Amsterdam também foi responsável pelo grande show da viagem, lado a lado na primeira posição com Neil Young e sua Crazy Horse, que causou uma tempestade sônica em Estocolmo três semanas antes. Confesso que após o show meio problemático do Neutral Milk Hotel no Øya Festival, tanto na equalização do som (voz e violão baixos em relação ao resto da banda) quanto na postura difícil de Jeff Mangum (que proibiu fotógrafos no fosso, e esses foram para a grade, o que não o deixou muito satisfeito), a expectativa para a apresentação no Paradiso havia diminuído, afinal, eles são aquele tipo de banda que a gente admira por serem difíceis, mas que quando nos vemos frente a frente, desejamos simplicidade.
Porém, tudo funcionou devidamente perfeito no Paradiso. Avisos por toda casa informavam que o artista havia proibido fotos e vídeos (inclusive de celulares), e durante uma hora e meia nenhum celular foi levantado na igreja (ao menos não vi nenhum, e não tenho fotos porque também não levantei o meu). A equalização foi espetacularmente perfeita. Posicionado na beira do palco, aos pés de Mangum, era possível ouvir metais, serrote e teclados (com a visão encoberta pelas caixas de retorno) de forma cristalina, perfeitamente integrados ao violão e a voz do mestre de cerimônias, que, agradecido, colocava a mão no peito a toda hora.

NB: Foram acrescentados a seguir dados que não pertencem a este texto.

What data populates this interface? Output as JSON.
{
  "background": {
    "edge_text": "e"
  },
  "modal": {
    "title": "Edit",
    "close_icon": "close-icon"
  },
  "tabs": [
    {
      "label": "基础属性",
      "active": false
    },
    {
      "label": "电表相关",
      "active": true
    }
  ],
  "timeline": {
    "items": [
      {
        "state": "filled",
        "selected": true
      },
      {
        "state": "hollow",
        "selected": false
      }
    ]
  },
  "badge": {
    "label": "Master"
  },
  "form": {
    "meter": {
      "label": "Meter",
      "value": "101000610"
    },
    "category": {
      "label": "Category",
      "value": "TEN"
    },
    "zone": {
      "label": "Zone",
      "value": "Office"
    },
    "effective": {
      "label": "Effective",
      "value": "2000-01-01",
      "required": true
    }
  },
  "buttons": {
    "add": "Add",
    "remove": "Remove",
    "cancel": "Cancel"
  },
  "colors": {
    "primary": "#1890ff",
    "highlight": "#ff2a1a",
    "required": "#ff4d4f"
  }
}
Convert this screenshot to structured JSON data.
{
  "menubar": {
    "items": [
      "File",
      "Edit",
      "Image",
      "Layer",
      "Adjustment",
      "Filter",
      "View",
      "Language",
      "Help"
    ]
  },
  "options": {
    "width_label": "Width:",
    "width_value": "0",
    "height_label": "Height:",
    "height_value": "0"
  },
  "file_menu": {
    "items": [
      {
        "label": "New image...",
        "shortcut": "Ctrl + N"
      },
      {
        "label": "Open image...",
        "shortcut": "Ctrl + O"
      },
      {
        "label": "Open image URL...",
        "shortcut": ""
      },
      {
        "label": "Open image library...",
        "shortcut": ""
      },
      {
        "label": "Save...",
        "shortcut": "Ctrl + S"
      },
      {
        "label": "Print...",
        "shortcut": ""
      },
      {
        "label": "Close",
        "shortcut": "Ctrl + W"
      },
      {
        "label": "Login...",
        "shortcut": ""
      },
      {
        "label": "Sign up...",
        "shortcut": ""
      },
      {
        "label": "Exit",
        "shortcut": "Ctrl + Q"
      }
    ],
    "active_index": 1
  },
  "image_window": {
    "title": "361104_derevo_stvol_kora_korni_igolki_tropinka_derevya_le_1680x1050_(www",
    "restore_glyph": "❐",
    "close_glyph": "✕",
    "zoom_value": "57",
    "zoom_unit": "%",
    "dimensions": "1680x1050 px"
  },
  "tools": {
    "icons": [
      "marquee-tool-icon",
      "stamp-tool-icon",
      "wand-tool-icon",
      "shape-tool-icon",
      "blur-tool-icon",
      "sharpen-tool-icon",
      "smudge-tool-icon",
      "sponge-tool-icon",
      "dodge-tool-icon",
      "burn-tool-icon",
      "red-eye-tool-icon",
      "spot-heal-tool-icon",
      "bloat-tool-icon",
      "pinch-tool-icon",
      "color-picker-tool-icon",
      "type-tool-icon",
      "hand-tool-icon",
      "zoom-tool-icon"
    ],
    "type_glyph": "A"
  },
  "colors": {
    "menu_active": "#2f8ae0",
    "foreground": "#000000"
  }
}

A festa começou com uma versão inesquecível, alta e cristalina, das três partes de “The King of Carrot Flowers”, com Jeff começando sozinho, voz e violão, seguido por Julian Koster, que começa no acordeão e depois parte para o banjo, momento em que Scott Spillane (cada vez mais papai-noel) entra com a flauta e, depois, o baterista Jeremy Barnes transforma o que era folk em punk. Apenas uma faixa do clássico “In the Aeroplane over the Sea” (1998) ficará de fora da noite épica (”Communist Daughter”) enquanto “On Avery Island” (1996) marca presença com quatro canções e os dois EPs, juntos, somam cinco canções no set de um daqueles shows que poderiam terminar e começar de novo e terminar e começar de novo eternamente.
Se Amsterdam já tinha se tornado especial nas lembranças de viagem pela apresentação matadora de PJ Harvey em 2011 (em que, provavelmente único em toda aquela turnê, ela voltou duas vezes para o bis e se desculpou: “Tocamos tudo que havíamos ensaiado”), este show do Neutral Milk Hotel é daquelas noites que irão voltar vez em quando e me transportar para o Paradiso, para a frente do palco, para uma noite inesquecível. Obrigado Amsterdam. Obrigado Paradiso. Obrigado Neutral Milk Hotel.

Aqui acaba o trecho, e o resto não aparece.